Update #2: One other difference between the US and European nations is that we are much more open on immigration (yes, it may be illegal, but we pretty much still allow it). These immigrants, legal or not, are counted in our economic and poverty stats. If we assume there are about 15 million mostly poor illegal immigrants, plus millions of other quasi-legal immigrants, plus millions more who got amnesty in the 1980's, these immigrants add at least a fast five percentage points to any poverty metric the US is measured on.
I have been surfing tonight, and it seems there are a ton of studies showing that US poverty is growing for some reason.
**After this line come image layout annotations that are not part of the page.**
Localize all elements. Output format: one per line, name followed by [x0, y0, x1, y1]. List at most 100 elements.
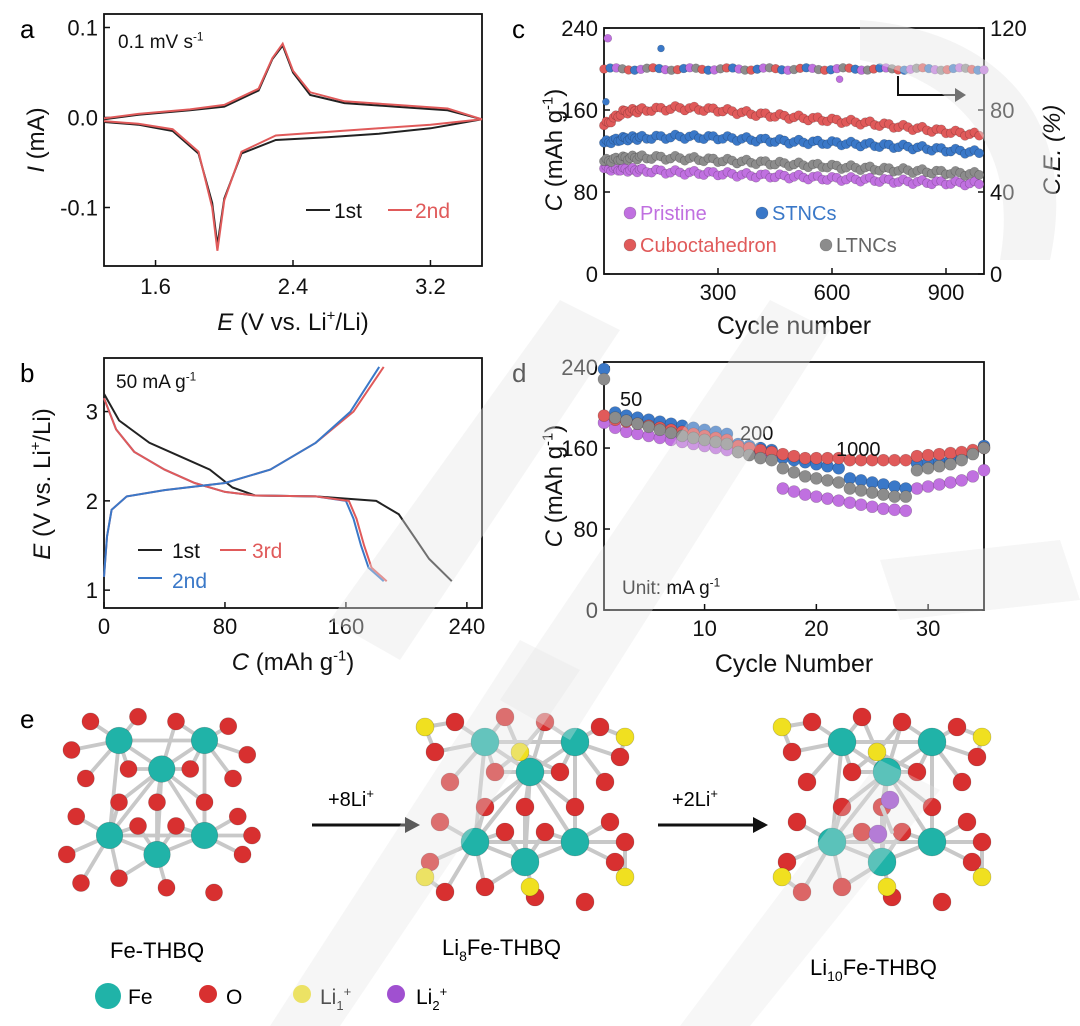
panel-d-point-LTNCs — [709, 435, 723, 449]
panel-c-legend-label-1: STNCs — [772, 203, 836, 225]
lithium1-atom — [772, 717, 792, 737]
panel-d-point-LTNCs — [776, 461, 790, 475]
oxygen-atom — [233, 845, 252, 864]
oxygen-atom — [550, 762, 570, 782]
iron-atom — [148, 755, 176, 783]
iron-atom — [95, 821, 124, 850]
panel-c-point-Pristine — [974, 179, 985, 190]
panel-c-legend-marker-3 — [819, 238, 833, 252]
panel-d-point-Cuboctahedron — [776, 447, 790, 461]
oxygen-atom — [110, 869, 128, 888]
panel-d-point-LTNCs — [642, 420, 656, 434]
panel-d-point-Cuboctahedron — [899, 453, 913, 467]
bond — [523, 770, 532, 864]
panel-a-legend-2nd-label: 2nd — [415, 200, 450, 223]
reaction-arrowhead-1-icon — [405, 817, 420, 833]
structure-label-3: Li10Fe-THBQ — [810, 955, 937, 984]
structure-label-2: Li8Fe-THBQ — [442, 935, 561, 964]
panel-d-point-Pristine — [899, 504, 913, 518]
panel-d-point-LTNCs — [687, 431, 700, 445]
panel-d-point-Pristine — [854, 498, 868, 512]
oxygen-atom — [972, 832, 992, 852]
panel-d-ylabel: C (mAh g-1) — [540, 425, 568, 548]
panel-b-frame — [103, 357, 483, 609]
legend-fe-icon — [95, 983, 121, 1009]
iron-atom — [827, 727, 857, 757]
panel-d-point-Pristine — [832, 494, 846, 507]
panel-b-legend-1st-label: 1st — [172, 540, 200, 563]
panel-c-legend-marker-1 — [755, 206, 769, 220]
panel-e-structures — [57, 707, 992, 912]
panel-c-ce-outlier — [657, 44, 665, 53]
panel-d-point-Cuboctahedron — [821, 451, 834, 465]
oxygen-atom — [485, 762, 505, 782]
panel-d-point-LTNCs — [787, 466, 801, 479]
oxygen-atom — [962, 852, 982, 872]
oxygen-atom — [57, 845, 76, 864]
panel-d-point-LTNCs — [955, 453, 968, 467]
panel-c-legend-marker-2 — [623, 238, 637, 252]
panel-a-xtick-label-2: 3.2 — [415, 274, 446, 299]
panel-d-ytick-label-3: 240 — [561, 355, 598, 380]
panel-d-point-Pristine — [888, 503, 901, 517]
legend-fe-label: Fe — [128, 986, 153, 1009]
panel-b-xtick-label-1: 80 — [213, 614, 237, 639]
structure-fe-thbq — [57, 707, 261, 902]
oxygen-atom — [228, 807, 247, 826]
oxygen-atom — [110, 793, 128, 812]
panel-c-legend-label-2: Cuboctahedron — [640, 235, 777, 257]
panel-d-point-LTNCs — [731, 445, 745, 459]
panel-b-legend-3rd-label: 3rd — [252, 540, 282, 563]
panel-d-point-LTNCs — [810, 472, 823, 485]
bond — [473, 740, 487, 844]
iron-atom — [917, 827, 947, 857]
panel-d-point-LTNCs — [854, 484, 868, 497]
oxygen-atom — [802, 712, 822, 732]
panel-d-point-Pristine — [977, 464, 991, 477]
oxygen-atom — [605, 852, 625, 872]
panel-b-series-3 — [103, 366, 385, 577]
panel-d-point-LTNCs — [977, 441, 991, 455]
panel-c-frame — [603, 27, 985, 275]
panel-c-xtick-label-2: 900 — [928, 280, 965, 305]
panel-d-point-LTNCs — [932, 459, 946, 473]
oxygen-atom — [495, 707, 515, 727]
panel-b-ytick-label-0: 1 — [86, 578, 98, 603]
panel-d-point-Pristine — [843, 496, 857, 510]
panel-d-point-LTNCs — [921, 461, 935, 475]
oxygen-atom — [76, 769, 95, 788]
panel-d-xtick-label-2: 30 — [916, 616, 940, 641]
lithium1-atom — [972, 867, 992, 887]
oxygen-atom — [243, 826, 261, 845]
panel-a-ytick-label-1: 0.0 — [67, 106, 98, 131]
oxygen-atom — [195, 793, 214, 812]
oxygen-atom — [595, 772, 615, 792]
oxygen-atom — [792, 882, 812, 902]
oxygen-atom — [148, 793, 166, 812]
bond — [830, 740, 844, 844]
panel-c-arrowhead-icon — [955, 88, 966, 102]
iron-atom — [817, 827, 847, 857]
panel-b-ytick-label-1: 2 — [86, 489, 98, 514]
oxygen-atom — [797, 772, 817, 792]
panel-a-ytick-label-2: -0.1 — [60, 196, 98, 221]
panel-d-point-Pristine — [787, 485, 801, 498]
panel-d-point-LTNCs — [664, 426, 678, 440]
oxygen-atom — [932, 892, 952, 912]
legend-li1-icon — [293, 985, 311, 1003]
oxygen-atom — [892, 822, 912, 842]
structure-li10-fe-thbq — [772, 707, 992, 912]
panel-d-point-Pristine — [932, 478, 946, 491]
panel-d-point-LTNCs — [765, 453, 778, 467]
oxygen-atom — [445, 712, 465, 732]
bond — [107, 767, 164, 838]
panel-d-point-LTNCs — [698, 433, 711, 447]
panel-d-point-Cuboctahedron — [921, 448, 935, 462]
iron-atom — [105, 726, 133, 755]
panel-b-xlabel: C (mAh g-1) — [232, 648, 355, 676]
lithium1-atom — [415, 717, 435, 737]
panel-b-legend-2nd-label: 2nd — [172, 570, 207, 593]
bond — [107, 738, 121, 838]
panel-d-point-Pristine — [910, 482, 924, 495]
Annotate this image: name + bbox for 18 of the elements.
Duh. Tens of millions of absolutely poor people, mainly from south of the border, have come to the US over the last several decades. It is no secret all these immigrants are poor -- that is why they are coming here, to find something better for themselves. Of course we have had a surge in poverty - we have been importing it like crazy! I happen to be pro-immigration, but I am fed up with these studies that try to pin the blame on growing poverty in the US on government transfer payment policy. It's the immigration, stupid! Several studies particularly lament the fact that childhood poverty is rising in the US. Can anyone think of a way this might be correlated to tens of millions of strongly Catholic Mexican immigrants, each and every one committed to large families?